The number of households that have taken a home equity line of credit (HELOC) on top of their mortgage has soared nearly 40 per cent since 2011, the Financial Consumer Agency of Canada said in a report that stoked concerns about consumer debt linked to Canada's slowing housing market.
"At a time when consumers are carrying record amounts of debt, the persistence of HELOC debt may add stress to the financial well-being of Canadian households," the agency's commissioner, Lucie Tedesco, said in a statement.
"HELOCs may lead Canadians to use their homes as ATMs, making it easier for them to borrow more than they can afford," she added.

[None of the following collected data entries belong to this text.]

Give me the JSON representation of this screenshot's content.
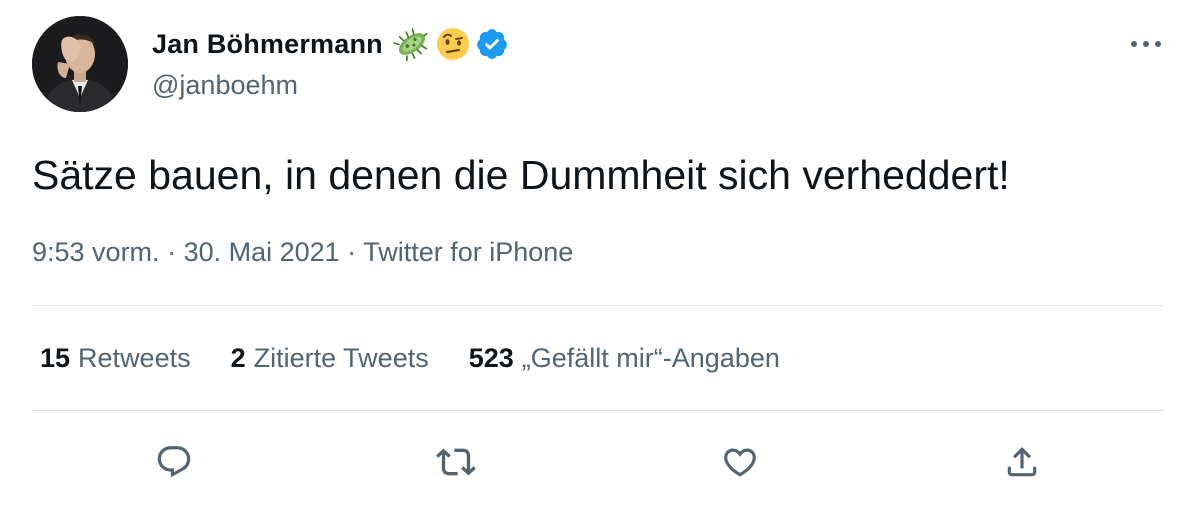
{
  "author": {
    "display_name": "Jan Böhmermann",
    "handle": "@janboehm",
    "badges": [
      "microbe-emoji",
      "face-with-raised-eyebrow-emoji",
      "verified-badge-icon"
    ]
  },
  "tweet": {
    "text": "Sätze bauen, in denen die Dummheit sich verheddert!",
    "time": "9:53 vorm.",
    "date": "30. Mai 2021",
    "source": "Twitter for iPhone",
    "separator": " · "
  },
  "stats": {
    "retweets": {
      "count": "15",
      "label": "Retweets"
    },
    "quotes": {
      "count": "2",
      "label": "Zitierte Tweets"
    },
    "likes": {
      "count": "523",
      "label": "„Gefällt mir“-Angaben"
    }
  },
  "actions": [
    "reply-icon",
    "retweet-icon",
    "like-icon",
    "share-icon"
  ],
  "colors": {
    "text_primary": "#0f1419",
    "text_secondary": "#536471",
    "verified": "#1d9bf0",
    "divider": "#e1e6ea"
  }
}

Outstanding HELOC balances reached $211 billion in 2016, according to the report. There are about three million HELOC accounts in Canada, with an average outstanding balance of $70,000.

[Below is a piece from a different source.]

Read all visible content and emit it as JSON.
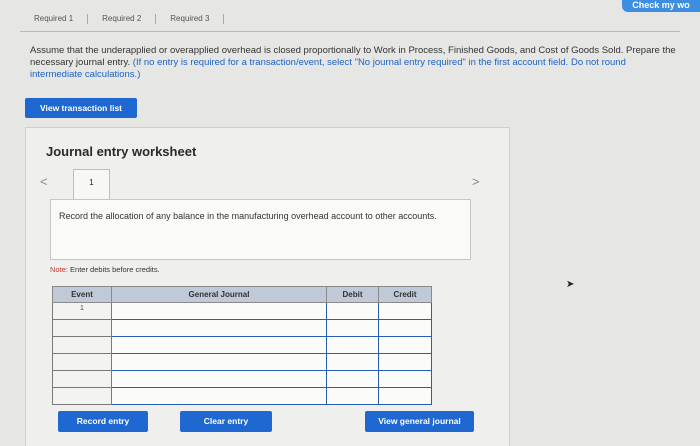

Canada's debt-to-income ratio has risen to record levels in recent quarters to levels surpassing those seen in the United States prior to the 2008-09 housing crash, and policy-makers have repeatedly warned that households are vulnerable to an unforeseen event or economic shock.
The report by the consumer agency showed some 40 per cent of consumers do not make regular payments toward their HELOC principal, and most consumer do not repay their HELOC in full until they sell their home.

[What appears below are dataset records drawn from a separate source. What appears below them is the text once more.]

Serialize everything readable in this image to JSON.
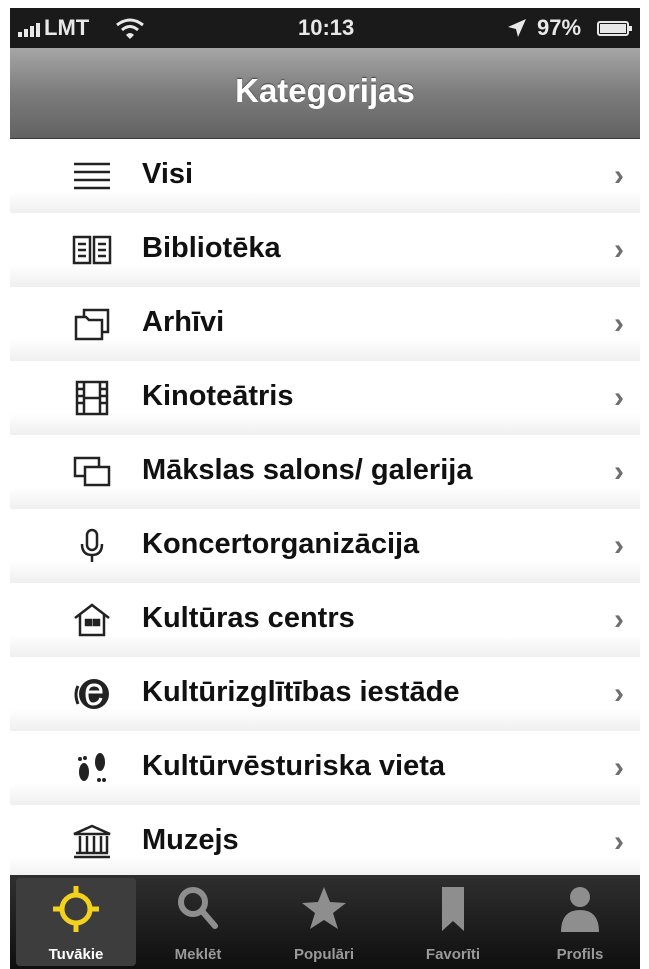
{
  "statusbar": {
    "carrier": "LMT",
    "time": "10:13",
    "battery": "97%"
  },
  "navbar": {
    "title": "Kategorijas"
  },
  "categories": [
    {
      "label": "Visi",
      "icon": "list-icon"
    },
    {
      "label": "Bibliotēka",
      "icon": "book-icon"
    },
    {
      "label": "Arhīvi",
      "icon": "folder-icon"
    },
    {
      "label": "Kinoteātris",
      "icon": "film-icon"
    },
    {
      "label": "Mākslas salons/ galerija",
      "icon": "gallery-icon"
    },
    {
      "label": "Koncertorganizācija",
      "icon": "microphone-icon"
    },
    {
      "label": "Kultūras centrs",
      "icon": "house-icon"
    },
    {
      "label": "Kultūrizglītības iestāde",
      "icon": "education-icon"
    },
    {
      "label": "Kultūrvēsturiska vieta",
      "icon": "footprints-icon"
    },
    {
      "label": "Muzejs",
      "icon": "museum-icon"
    }
  ],
  "chevron": "›",
  "tabbar": {
    "tabs": [
      {
        "label": "Tuvākie",
        "icon": "crosshair-icon",
        "active": true
      },
      {
        "label": "Meklēt",
        "icon": "search-icon",
        "active": false
      },
      {
        "label": "Populāri",
        "icon": "star-icon",
        "active": false
      },
      {
        "label": "Favorīti",
        "icon": "bookmark-icon",
        "active": false
      },
      {
        "label": "Profils",
        "icon": "person-icon",
        "active": false
      }
    ]
  },
  "colors": {
    "accent": "#f2d21c",
    "navbar": "#8a8a8a",
    "tabbar": "#1a1a1a"
  }
}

It said banks and other lenders are increasingly offering readvanceable mortgages, which combine term mortgages with HELOCs and other credit products, to customers. The complexity and risks of such products are often not well understood by indebted consumers, the agency said.
"Banks reported to FCAC that a readvanceable mortgage is now the default option offered to credit-worthy mortgage customers with down payments of at least 20 per cent," the report noted.
Canada's long housing boom and double-digit price gains in cities like Toronto and Vancouver have led to fears of a housing bubble. But the country's big banks and federal policymakers have often said Canada does not have much of a subprime mortgage market or the kind of innovative credit products that came back to haunt borrowers in the U.S. housing crash.